Die entscheidende Frage betreffend die Inflation ist allerdings nicht ihre ökonomische Ursache, sondern ihre gesellschaftliche Auswirkung. Der Kapitalismus ist immer noch ein System, das auf der Ausbeutung von Arbeitskraft beruht. Um ihre Profite zu retten, versuchen die KapitalistInnen die Last der Krise auf die Lohnabhängigen abzuwälzen, indem sie die Preise ihrer Waren anheben, die Löhne aber möglichst gering halten. Diese Vorgangsweise führt zu Reallohnverlusten. Aus diesem Grund muss die Arbeiterklasse für ein Programm kämpfen, das die Lohnabhängigen angesichts der grassierenden Inflation vor Verfall und Armut bewahrt.

Um den Kampf erfolgreich zu führen, müssen wir aber verstehen, dass sich die ökonomische Situation grundlegend verändert hat. Die Inflation ist nicht nur hoch, sie ist auch unkontrollierbar und unprognostizierbar geworden. Ein weiterer sprunghafter Anstieg der Inflation ist nicht nur möglich, sondern wahrscheinlich.
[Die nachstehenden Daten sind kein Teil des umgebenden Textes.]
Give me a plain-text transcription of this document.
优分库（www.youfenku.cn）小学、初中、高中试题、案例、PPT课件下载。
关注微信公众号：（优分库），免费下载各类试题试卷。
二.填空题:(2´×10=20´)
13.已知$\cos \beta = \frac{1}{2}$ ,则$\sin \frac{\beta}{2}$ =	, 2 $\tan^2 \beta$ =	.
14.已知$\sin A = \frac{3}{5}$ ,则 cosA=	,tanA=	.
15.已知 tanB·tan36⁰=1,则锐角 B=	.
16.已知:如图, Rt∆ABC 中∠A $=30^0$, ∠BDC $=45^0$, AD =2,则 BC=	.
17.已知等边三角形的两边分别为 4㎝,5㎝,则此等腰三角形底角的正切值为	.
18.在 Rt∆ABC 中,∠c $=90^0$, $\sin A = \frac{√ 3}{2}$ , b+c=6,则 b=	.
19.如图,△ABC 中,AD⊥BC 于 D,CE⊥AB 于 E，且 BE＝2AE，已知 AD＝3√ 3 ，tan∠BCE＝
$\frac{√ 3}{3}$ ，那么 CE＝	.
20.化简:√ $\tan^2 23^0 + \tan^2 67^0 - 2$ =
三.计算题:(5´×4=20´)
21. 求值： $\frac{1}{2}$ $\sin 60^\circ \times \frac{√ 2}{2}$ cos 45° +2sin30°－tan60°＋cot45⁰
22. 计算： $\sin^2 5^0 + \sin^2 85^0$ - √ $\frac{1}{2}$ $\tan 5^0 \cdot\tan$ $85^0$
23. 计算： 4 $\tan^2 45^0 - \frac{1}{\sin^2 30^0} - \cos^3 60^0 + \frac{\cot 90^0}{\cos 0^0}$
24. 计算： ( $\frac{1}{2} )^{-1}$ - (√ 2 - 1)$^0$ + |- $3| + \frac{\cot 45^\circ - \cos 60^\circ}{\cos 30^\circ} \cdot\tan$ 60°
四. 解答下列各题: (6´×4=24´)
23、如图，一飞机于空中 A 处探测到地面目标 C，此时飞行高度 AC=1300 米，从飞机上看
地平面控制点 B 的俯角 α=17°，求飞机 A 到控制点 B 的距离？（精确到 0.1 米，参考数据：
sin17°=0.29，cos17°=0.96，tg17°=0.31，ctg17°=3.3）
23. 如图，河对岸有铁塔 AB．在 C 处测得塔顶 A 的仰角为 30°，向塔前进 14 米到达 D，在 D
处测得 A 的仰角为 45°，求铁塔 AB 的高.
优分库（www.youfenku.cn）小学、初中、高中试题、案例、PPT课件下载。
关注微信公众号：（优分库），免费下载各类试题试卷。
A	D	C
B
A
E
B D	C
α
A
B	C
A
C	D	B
Diese Tatsache muss in unserem politischen Programm zur Verteidigung des Lebensstandards berücksichtigt werden.

Kein Abschluss unter der Inflationsrate

Um unseren Lebensstandard zu schützen, müssen die Beschäftigten sicherstellen, dass es bei Kollektivvertragshandlungen keinen Lohnabschluss unter der Inflationsrate gibt. Diese wird aller Vorrausicht nach zu Beginn der Kollektivvertragsverhandlungen im Herbst bereits jenseits der 10%-Marke liegen. Um diesen Kampf zu gewinnen, ist es notwendig die gesamte Kraft der ArbeiterInnenbewegung zu mobilisieren. D.h. der Widerstand muss sowohl auf Betriebsebene als auch in allen Gewerkschaftsstrukturen und politischen Vertretungen der Lohnabhängigen organisiert werden.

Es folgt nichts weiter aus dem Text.